Il avait 26 ans quand il s’est enfui, après deux séjours en prison pour raisons politiques. Il a ensuite réussi à faire sortir sa femme de prison, et à la faire passer en Suisse, où elle a accouché une semaine après son arrivée.
A Lausanne, il a terminé ses études d’économie et passé un master. Puis, dans l’impossibilité de trouver du travail après trois ans de recherche, il a ouvert sa fiduciaire.
«Aujourd’hui, je suis content, les affaires marchent bien, ma femme travaille comme laborantine, on est bien installés.» Sa clientèle est composée essentiellement de compatriotes, comme Nehat Gashi.
«Je les aide aussi par exemple à comprendre ce que c’est qu’une facture ou un bulletin de versement. Tout ça n’existe pas chez nous et j’ai eu moi-même beaucoup de mal au début, alors vous imaginez pour quelqu’un qui n’a pas été à l’école!», raconte-t-il à swissinfo.
Les ex-Yougoslaves sont les plus nombreux à demander leur naturalisation. En 2004, ils forment les 38% de l’ensemble des candidats au passeport à croix blanche.
Après seize ans en Suisse et des fils adolescents, songe-t-il à faire le pas lui aussi? «C’est tout à fait envisageable. Mais même si je devenais suisse, je n’oublierais pas mes origines.
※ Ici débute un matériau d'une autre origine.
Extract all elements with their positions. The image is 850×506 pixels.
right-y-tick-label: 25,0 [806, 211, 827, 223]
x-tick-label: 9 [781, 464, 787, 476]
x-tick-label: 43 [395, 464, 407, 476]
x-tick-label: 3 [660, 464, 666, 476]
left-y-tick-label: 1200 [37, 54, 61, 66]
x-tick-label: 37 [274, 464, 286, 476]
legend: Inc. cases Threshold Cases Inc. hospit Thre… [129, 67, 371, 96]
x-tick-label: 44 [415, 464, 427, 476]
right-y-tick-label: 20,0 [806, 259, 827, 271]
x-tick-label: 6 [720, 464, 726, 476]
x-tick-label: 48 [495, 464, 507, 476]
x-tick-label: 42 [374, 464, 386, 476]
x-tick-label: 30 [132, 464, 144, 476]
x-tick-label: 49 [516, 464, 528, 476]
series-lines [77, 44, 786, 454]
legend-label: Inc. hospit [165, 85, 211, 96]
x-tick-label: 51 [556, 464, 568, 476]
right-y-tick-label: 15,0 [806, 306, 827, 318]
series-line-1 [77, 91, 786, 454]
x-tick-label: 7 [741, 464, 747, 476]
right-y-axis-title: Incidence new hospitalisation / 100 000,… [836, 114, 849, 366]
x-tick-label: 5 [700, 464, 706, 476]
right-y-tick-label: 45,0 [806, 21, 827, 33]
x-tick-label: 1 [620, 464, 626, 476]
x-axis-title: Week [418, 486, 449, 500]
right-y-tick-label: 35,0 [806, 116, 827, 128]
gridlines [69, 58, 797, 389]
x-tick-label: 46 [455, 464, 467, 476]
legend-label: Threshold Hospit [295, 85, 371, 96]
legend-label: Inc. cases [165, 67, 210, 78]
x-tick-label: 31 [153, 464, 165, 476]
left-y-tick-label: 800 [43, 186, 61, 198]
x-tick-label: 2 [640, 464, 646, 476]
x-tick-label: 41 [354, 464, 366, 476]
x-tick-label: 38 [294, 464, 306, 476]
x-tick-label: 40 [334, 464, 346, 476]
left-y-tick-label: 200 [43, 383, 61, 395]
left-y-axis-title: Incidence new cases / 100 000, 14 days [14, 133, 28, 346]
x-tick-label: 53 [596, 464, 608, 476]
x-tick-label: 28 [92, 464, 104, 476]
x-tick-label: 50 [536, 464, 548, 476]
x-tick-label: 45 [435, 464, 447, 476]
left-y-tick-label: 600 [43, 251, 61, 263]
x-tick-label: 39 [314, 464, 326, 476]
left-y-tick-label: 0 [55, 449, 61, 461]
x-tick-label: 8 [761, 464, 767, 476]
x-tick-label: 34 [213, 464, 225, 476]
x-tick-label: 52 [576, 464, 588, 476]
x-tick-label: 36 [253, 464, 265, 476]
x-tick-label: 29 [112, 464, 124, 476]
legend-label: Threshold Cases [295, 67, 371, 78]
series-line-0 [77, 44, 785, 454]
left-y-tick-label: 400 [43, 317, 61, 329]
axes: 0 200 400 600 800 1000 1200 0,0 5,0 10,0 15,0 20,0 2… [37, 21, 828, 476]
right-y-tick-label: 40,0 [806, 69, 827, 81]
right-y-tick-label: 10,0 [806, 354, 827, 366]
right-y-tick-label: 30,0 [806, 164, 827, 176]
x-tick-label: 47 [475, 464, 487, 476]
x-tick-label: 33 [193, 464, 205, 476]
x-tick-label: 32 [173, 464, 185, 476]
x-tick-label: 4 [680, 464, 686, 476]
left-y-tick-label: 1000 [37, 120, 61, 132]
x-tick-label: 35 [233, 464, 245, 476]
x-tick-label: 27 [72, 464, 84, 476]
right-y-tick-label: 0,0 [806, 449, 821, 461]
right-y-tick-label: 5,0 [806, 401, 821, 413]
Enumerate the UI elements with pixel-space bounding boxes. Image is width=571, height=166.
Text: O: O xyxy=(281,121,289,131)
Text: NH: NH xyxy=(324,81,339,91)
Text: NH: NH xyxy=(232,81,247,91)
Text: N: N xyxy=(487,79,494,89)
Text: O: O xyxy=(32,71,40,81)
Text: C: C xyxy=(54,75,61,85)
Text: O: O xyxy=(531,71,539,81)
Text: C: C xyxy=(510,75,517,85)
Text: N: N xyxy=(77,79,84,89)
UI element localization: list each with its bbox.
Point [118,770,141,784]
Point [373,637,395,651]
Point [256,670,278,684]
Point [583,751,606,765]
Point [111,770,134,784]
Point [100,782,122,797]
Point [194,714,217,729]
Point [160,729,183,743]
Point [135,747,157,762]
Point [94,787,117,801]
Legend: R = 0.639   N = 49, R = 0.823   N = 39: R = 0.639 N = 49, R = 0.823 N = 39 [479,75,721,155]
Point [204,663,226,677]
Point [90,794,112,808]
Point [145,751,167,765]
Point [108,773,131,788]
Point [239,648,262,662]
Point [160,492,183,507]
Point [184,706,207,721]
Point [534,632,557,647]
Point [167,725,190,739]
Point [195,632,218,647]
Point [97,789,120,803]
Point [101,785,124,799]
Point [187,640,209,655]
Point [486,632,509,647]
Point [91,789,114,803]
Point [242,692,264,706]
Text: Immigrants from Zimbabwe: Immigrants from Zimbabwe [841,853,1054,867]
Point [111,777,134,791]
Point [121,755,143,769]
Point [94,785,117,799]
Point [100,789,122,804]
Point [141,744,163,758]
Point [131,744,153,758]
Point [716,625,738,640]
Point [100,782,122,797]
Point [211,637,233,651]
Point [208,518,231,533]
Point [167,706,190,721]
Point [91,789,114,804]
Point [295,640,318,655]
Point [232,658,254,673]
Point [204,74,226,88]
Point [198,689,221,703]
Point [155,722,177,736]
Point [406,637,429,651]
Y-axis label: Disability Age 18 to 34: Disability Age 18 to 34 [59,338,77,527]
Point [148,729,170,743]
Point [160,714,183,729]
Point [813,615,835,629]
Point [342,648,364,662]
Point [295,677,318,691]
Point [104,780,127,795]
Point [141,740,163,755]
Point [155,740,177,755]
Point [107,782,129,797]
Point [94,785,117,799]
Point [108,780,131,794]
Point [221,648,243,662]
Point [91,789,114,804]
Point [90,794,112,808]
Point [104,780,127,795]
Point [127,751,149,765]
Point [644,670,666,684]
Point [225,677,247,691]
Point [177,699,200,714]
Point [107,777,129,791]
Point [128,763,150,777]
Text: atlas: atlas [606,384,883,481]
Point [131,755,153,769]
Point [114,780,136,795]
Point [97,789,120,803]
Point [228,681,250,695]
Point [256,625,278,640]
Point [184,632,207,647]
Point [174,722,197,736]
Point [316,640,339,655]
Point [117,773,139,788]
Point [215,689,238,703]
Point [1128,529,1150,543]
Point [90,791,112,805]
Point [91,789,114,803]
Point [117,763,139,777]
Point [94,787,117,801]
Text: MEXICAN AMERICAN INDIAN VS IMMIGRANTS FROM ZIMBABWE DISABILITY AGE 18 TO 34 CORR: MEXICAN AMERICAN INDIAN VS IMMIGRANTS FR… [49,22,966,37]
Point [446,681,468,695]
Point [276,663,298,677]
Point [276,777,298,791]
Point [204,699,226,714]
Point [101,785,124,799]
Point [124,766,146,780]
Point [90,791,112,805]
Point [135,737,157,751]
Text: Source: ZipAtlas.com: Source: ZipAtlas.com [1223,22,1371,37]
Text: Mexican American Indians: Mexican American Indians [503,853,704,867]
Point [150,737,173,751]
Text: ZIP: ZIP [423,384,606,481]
Je suis comme tous les autres qui espèrent rentrer mais n’y arrivent jamais…»
swissinfo, Isabelle Eichenberger
La Suisse compte 360’000 ex-Yougoslaves, 1re communauté étrangère devant les Italiens (320’000).
Depuis 1988, seuls 27’707 sont venus comme requérants d’asile.
Ils sont les plus nombreux à se naturaliser, avec 38% du total des naturalisations en 2004.
En 2002, le statut de saisonnier a été aboli à la suite des Accords bilatéraux I passés avec l’UE.
– Nehat Gashi, 38 ans, a quitté le Kosovo en 1989 pour raisons politiques. Il est venu en Suisse et est devenu ferrailleur. En 2001, il a créé une Sarl à Lausanne et Fribourg et emploie 15 personnes.
– Beqir Beqa, 42 ans, a quitté le Kosovo en 1988 avec sa femme comme réfugié. Diplômé en économie, il a ouvert une fiduciaire à Lausanne.